A cada novo limiar, é preciso desfazer as malas, limpar os dejetos, reconhecer os desejos e usar a potência criativa de que somos feitos. Talvez seja esse o significado de darmos atenção a nossa criança interior. Esse menino ou menina que um dia olhou o mundo pela primeira vez com espanto, e olhou cada primeira vez com outro espanto. A vida é uma surpresa, não importa se boa ou ruim, mas que seja signo de vida, de vitalidade, de criação a que estamos todos sujeitos no correr da existência.


Almir Sater e Renato Teixeira, na canção “Espelho d’água”, dizem


“Tudo é um rio refletindo a paisagem Espelho d'água levando as imagens pro mar Cada pessoa levando um destino

Cada destino levando um sonho E sonhar é a arte da vida Sonhar nas sombras de um jardim Nas noites de lua que não tem fim”


Os rios não se limitam por fronteiras adiante. Seguem rumo ao oceano de onde também surgiram no fluxo constante das águas. Há as margens, no entanto, e mesmo estas, ainda que fronteiriças, estão sempre mudando, como mudam as águas que fluem desde a nascente. A vida é este fluxo que nos leva sempre a um novo encontro para podermos ser aquilo que realmente somos, cumprindo nossa certeza de estarmos vivendo nossa individuação como um processo em constante renovação.

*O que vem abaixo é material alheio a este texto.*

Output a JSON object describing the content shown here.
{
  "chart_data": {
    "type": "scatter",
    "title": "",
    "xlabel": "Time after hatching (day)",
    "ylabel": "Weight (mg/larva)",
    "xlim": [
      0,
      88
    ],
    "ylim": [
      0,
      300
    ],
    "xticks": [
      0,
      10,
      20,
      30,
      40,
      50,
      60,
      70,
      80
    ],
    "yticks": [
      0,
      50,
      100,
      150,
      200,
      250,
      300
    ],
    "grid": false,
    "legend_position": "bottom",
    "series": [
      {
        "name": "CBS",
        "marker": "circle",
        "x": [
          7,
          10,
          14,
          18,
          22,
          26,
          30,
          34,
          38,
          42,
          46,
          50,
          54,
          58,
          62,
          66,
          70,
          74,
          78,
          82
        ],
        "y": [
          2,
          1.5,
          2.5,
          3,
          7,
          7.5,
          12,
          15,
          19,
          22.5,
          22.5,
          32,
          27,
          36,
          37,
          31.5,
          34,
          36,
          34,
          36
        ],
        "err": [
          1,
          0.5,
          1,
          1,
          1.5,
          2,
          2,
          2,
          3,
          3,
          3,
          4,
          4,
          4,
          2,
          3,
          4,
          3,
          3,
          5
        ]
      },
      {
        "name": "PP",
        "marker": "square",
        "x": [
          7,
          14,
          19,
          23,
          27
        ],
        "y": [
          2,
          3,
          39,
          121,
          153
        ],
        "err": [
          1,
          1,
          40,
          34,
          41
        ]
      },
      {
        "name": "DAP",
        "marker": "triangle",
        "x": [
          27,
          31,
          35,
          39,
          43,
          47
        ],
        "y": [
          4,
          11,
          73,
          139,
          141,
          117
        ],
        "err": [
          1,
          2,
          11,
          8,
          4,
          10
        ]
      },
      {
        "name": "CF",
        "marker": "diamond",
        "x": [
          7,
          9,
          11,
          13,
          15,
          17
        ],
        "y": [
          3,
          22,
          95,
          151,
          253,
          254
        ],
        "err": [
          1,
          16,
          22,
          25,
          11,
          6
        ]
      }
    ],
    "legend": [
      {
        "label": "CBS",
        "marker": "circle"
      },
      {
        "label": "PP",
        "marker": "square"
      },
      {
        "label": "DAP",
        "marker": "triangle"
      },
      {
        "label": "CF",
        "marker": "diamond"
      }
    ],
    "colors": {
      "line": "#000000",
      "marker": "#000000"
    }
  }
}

As malas podem dizer de nosso futuro. Se estiverem leves, podemos até colocar um par de meias a mais ou ainda um casaco para nos proteger nos dias frios. Mas é sempre importante saber deixar um espaço vazio, uma linha de fuga, um tempo destinado a acolher o novo, o inesperado devir. E também podemos doar todas as roupas que tivermos, e andar nus como viemos ao mundo. Vazios de tantas certezas compradas na feira livre do capitalismo. Assim sentiremos a brisa anunciando a primavera, e poderemos nos deixar banhar no rio sem a preocupação de sermos observados. Estaremos livres, simplesmente. E poderemos pegar uma mala, mais adiante, colocar umas roupinhas leves e viajar para atravessar outras fronteiras.


*Camilo Mota é psicanalista, terapeuta holístico, editor do Jornal Poiésis, membro da Academia Araruamense de Letras.

**”Controle e devir”. In: DELEUZE, Gilles. Conversações. Trad. Peter Pál Pelbart. 3ª ed. São Paulo, Editora 34, 2013.